• Adam Horvath

The Newark Style, Italian Hot Dog

Let’s do some quick food math. Take one sausage, pepper, onion and potato sandwich. Subtract the sausage and sub roll. Add two deep fried hot dogs and stuff it into a half a pizza bread and what do you get? If you're from North Jersey, this should be a pretty easy answer... an Italian Hot Dog of course. But elsewhere, this regional frankfurter variety doesn't really exist, so you probably failed the test. 😊


This is my first hot dog story since I started foodigenous a little over 18 months ago, kinda surprising considering my home state has a plethora of unique styles. Whether it’s my all-time favorite Rutt’s Hutt with their signature rippers piled high with an obscene amount yellow cabbage and mustard relish, a dirty water dog or a deep-fried Texas Wiener smothered in a cumin and cinnamon laced Greek chili, they all have one thing in common- they are served on a bun. But not my mans from Newark, that Italian kid has his own style and stuffs his hot dog into a half moon shaped pocket of dough known locally as pizza bread; imagine a Fred Flintstone tire that’s cut in half and opens like a pita.


Did the “my mans from Newark” line make anyone else cringe?


The Originator

James Racioppi, better known in the neighborhood as Jimmy Buff, is heralded as being the creator of the Italian Hot Dog, but according to Racioppi family lore, it was really Jimmy’s wife who was the true inventor. The story goes that during one of Jimmy’s poker nights, Mrs. “Buff” rummaged through the ice box pulling out a bunch of ingredients that she cooked up with fried hot dogs and served on bread as a snack. It went over so well with his friends that Jimmy put the new dish on his hot dog stand menu when he opened it on the corner of 14th Ave & 9th St in Newark NJ in 1932.


Over 90 years and three generations later, Jimmy’s family continues to serve over a thousand Italian Hot Dogs a week. No matter which location, West Orange or Kenilworth NJ, Jimmy Buff’s family follows the original hot dog recipe. When you walk in to either store, prepare to be hit with the mouthwatering aroma of green peppers, onions and chunks of thick potato chips simmering in a bath of deep-fried oil. Meanwhile Best Provision dogs sizzle to perfection soaking in the flavorful oil soup. But don’t worry, they use cholesterol free soybean oil, so you can definitely order the double. When the hot dogs are done, they are stuffed into half of a mustard lathered pizza bread then layered with the fried veggies.


Back in the day, Newark practically had a hot dog stand on every corner.
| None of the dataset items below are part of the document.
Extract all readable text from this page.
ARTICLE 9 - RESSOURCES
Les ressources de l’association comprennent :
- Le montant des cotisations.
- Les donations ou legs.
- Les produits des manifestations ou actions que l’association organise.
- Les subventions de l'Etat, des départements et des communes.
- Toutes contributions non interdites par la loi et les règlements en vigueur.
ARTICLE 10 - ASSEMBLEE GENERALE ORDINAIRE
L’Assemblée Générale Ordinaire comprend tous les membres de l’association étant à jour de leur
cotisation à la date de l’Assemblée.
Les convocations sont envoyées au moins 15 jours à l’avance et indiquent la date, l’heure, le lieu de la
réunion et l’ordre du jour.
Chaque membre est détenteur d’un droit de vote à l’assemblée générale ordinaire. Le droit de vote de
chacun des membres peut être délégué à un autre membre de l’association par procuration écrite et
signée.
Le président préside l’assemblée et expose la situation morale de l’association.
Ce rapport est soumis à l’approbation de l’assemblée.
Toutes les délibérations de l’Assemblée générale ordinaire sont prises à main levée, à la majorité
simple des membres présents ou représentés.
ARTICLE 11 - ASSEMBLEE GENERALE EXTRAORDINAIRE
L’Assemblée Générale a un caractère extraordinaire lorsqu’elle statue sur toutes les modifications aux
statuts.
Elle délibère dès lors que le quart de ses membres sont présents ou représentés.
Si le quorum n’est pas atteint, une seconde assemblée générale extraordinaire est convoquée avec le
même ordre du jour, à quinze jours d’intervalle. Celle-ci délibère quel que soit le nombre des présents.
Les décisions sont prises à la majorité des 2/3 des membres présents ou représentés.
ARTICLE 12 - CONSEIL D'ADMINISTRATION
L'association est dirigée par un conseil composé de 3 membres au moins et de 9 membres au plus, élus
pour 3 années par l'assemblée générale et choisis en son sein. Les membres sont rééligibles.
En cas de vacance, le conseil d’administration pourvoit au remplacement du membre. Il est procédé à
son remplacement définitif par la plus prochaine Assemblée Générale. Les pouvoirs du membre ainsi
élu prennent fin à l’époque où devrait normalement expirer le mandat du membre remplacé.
Many OG’s like Ting-A-Lings and Charlie’s "Famous" have come and gone, but Dickie Dee’s has weathered the storm. They started their storefront in “the Old Neighborhood” in 1958 and over 60 years later, they continue to fry up some of the best Italian Hot Dogs. The big difference, unlike the traditional “thick chip” potato cut, Dickie Dee’s cooks their potatoes like diner home fries. And when you visit, make sure to save room for their Italian cheeseburger. It's the same basic ingredients crammed into an oversized bread, but the combination of burger grease, melted cheese and fried veggies just hits different.


Other spots like Tommy's Italian Sausage and Hot Dog in Elizabeth and Big Blue's Italian Style Sub Shop in Linden offer quality authentic options as well if you are looking to do a tour.


But Be Careful of Fugazzis

No matter how tasty the hot dogs are or how fresh the Garden State peppers and onions can be, the reality is that anyone can make this combination. It’s the locally baked pizza bread that makes this sandwich what it is. Historically these hot dog proprietors like to keep their bakery source close to the vest. Like the one owner I called who told me “I gotta be honest, I really don’t know who we use”. I hear ya buddy, I wasn't trying to pry. But let's just say if you wake up early, I mean like really early, you could probably read the sign on the back of the delivery truck should you happen to be in the area, let’s say at 3am


The pizza bread, opens like a pita allowing you to really stuff it and the dough has an airy, pillowy yet chewy bite to it. There are only a few area bakeries that still make the bread like Sorrento’s Bakery pictured here. They may, or maybe not deliver warm bags of pizza bread to some of these guys. But you know me, I don't like to gossip.

Let's just say I was a "Karen" though, I would feel it necessary to share that some area pizzerias and hot dog spots don't always use a pizza bread. Sometimes you order an "Italian Style" hot dog and it comes out on a sub roll. Unacceptable! Even worse, some booty restaurants stuff their sandwiches with French fries instead of the traditional fried potato chunks. So Buyer beware and call ahead because eating a proper Italian Hot Dog is something to check off the bucket list.